Having just reviewed an Ad Hominem album (if that one's not up yet, it will be soon), I now shift to the opposite end of the NSBM spectrum; the better end. This is easily among the top 10 most atmospheric recordings of all time - I can say that without a moment's hesitation. Rob Darken wrote some of it, I can't provide any fresh information on specifics, but I'll say that this is better than anything Graveland have released that isn't called "Thousand Swords", and it even rivals that masterpiece.
In the intro there is a taste of what's to come, with the haunting sound of distorted battle sounding almost like people are drowning in the cold wind - it sweeps over them like a suffocative, eerily quiet sheet. What subsequently develops is the first paragraph of this review incarnate, with a hugely disconnecting, cold ambience washing over chillingly beautiful melancholic folkish melodies.

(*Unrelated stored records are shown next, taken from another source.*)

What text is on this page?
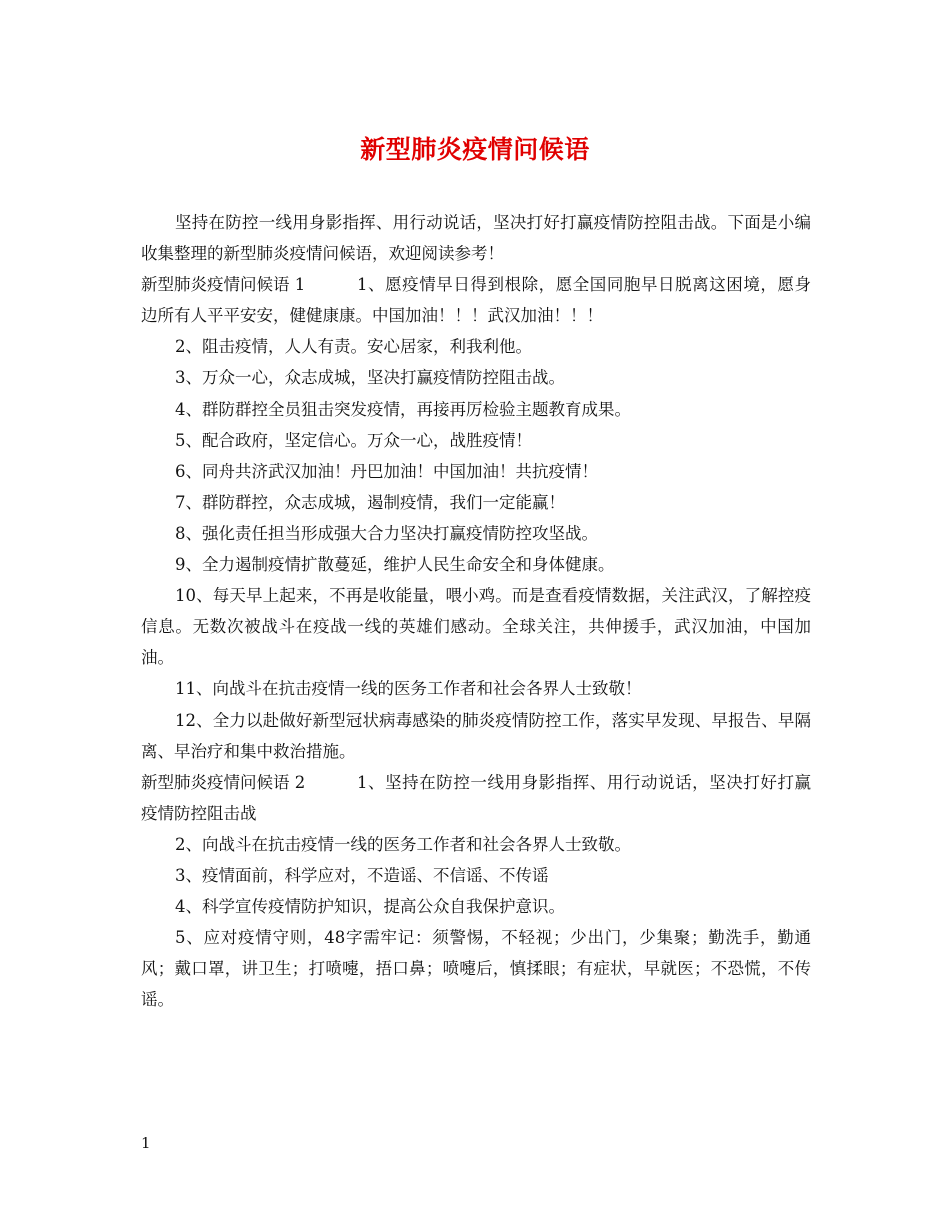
新型肺炎疫情问候语

坚持在防控一线用身影指挥、用行动说话，坚决打好打赢疫情防控阻击战。下面是小编收集整理的新型肺炎疫情问候语，欢迎阅读参考！

新型肺炎疫情问候语 1	1、愿疫情早日得到根除，愿全国同胞早日脱离这困境，愿身边所有人平平安安，健健康康。中国加油！！！武汉加油！！！

2、阻击疫情，人人有责。安心居家，利我利他。

3、万众一心，众志成城，坚决打赢疫情防控阻击战。

4、群防群控全员狙击突发疫情，再接再厉检验主题教育成果。

5、配合政府，坚定信心。万众一心，战胜疫情！

6、同舟共济武汉加油！丹巴加油！中国加油！共抗疫情！

7、群防群控，众志成城，遏制疫情，我们一定能赢！

8、强化责任担当形成强大合力坚决打赢疫情防控攻坚战。

9、全力遏制疫情扩散蔓延，维护人民生命安全和身体健康。

10、每天早上起来，不再是收能量，喂小鸡。而是查看疫情数据，关注武汉，了解控疫信息。无数次被战斗在疫战一线的英雄们感动。全球关注，共伸援手，武汉加油，中国加油。

11、向战斗在抗击疫情一线的医务工作者和社会各界人士致敬！

12、全力以赴做好新型冠状病毒感染的肺炎疫情防控工作，落实早发现、早报告、早隔离、早治疗和集中救治措施。

新型肺炎疫情问候语 2	1、坚持在防控一线用身影指挥、用行动说话，坚决打好打赢疫情防控阻击战

2、向战斗在抗击疫情一线的医务工作者和社会各界人士致敬。

3、疫情面前，科学应对，不造谣、不信谣、不传谣

4、科学宣传疫情防护知识，提高公众自我保护意识。

5、应对疫情守则，48字需牢记：须警惕，不轻视；少出门，少集聚；勤洗手，勤通风；戴口罩，讲卫生；打喷嚏，捂口鼻；喷嚏后，慎揉眼；有症状，早就医；不恐慌，不传谣。

1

The music is generally mid-paced to slow (though the blasting is actually quite fast in places, it isn't obvious because the snare isn't as frequent), and the drumming is very even rhythmically (despite additional beats or cymbals in places) though the tempo usually changes from one phrase to the next, which is always a sure way of creating a heap of ambience when the melodies are as drawn out and hypnotic as these. The vocals are faintly croaked with fitting coldness. The real complexity, however, is in the structure. Different rhythms and harmonies melting into one another and developing upon one another without any sort of break or release from the cold. Sublimely epic and classically-based, tension is built up and resolved with a subtlety that is rarely matched in metal, and very few albums conjure such a clear and immersive experience.
The production is unusual, in particular in the guitars which are somewhat sweeping and sharp (but very hard to describe). The drums (snare in particular) are very hollow, and the bass drifts very subtley in the background. I'm fairly sure there's a set of bad mp3s circulating though, because there's no way people should be complaining that anything is inaudible - it is not. The only complaint is that a beat seems to be missed every so often, I think on the recording rather than in the actual music, but it doesn't annoy me too much.

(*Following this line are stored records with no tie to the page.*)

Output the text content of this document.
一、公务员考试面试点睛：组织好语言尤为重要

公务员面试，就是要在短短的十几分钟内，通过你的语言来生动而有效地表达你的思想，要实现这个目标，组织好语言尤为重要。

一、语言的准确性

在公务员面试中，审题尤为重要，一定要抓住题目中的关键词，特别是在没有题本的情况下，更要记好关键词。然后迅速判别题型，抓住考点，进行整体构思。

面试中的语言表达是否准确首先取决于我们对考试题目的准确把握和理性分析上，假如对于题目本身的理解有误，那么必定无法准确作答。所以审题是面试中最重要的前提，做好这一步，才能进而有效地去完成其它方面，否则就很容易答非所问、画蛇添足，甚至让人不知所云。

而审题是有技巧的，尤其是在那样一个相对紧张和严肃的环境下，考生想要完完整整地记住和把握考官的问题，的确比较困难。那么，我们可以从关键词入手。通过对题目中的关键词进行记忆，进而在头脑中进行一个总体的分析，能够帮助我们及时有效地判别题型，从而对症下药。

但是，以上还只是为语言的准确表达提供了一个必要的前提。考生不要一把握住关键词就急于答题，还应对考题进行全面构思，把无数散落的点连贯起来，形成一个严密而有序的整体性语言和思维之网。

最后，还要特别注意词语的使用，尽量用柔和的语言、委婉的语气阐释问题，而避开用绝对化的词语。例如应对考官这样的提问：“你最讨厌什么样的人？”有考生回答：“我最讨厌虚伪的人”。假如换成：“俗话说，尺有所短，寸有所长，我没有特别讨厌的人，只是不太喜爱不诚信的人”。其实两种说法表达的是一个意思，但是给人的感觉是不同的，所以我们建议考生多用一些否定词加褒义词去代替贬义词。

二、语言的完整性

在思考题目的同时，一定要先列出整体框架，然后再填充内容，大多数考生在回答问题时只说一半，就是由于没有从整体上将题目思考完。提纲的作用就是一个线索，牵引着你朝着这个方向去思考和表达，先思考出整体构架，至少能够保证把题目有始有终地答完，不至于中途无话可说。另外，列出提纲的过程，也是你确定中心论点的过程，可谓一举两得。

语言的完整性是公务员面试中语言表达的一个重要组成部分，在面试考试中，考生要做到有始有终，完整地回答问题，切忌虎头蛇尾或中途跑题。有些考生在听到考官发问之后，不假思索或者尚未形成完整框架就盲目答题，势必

I see this album as being the perfectly contrasting counterpart for Thousand Swords. That album mainly focused on a rousing, epic, honourable battle, with great clashes of swords and bloody Christian deaths, all inspired utterly by Pagan values. "United Aryan Evil" is a far more drawn and hypnotic piece, choosing instead to ooze its way deep into the mind via subtlety and mysticism. Yet both are thoroughly Polish in melody and essence, both are expressing the same basic values and images, both are about as epic as metal can be, and both came from the same year (and partly the same artist). Oh, and both are fucking essential. While a few albums have been colder than this, and a few more epic, none have managed so expertly to consistently be both. 95%.
*"Blood For Immortality" is one of the best black metal songs ever.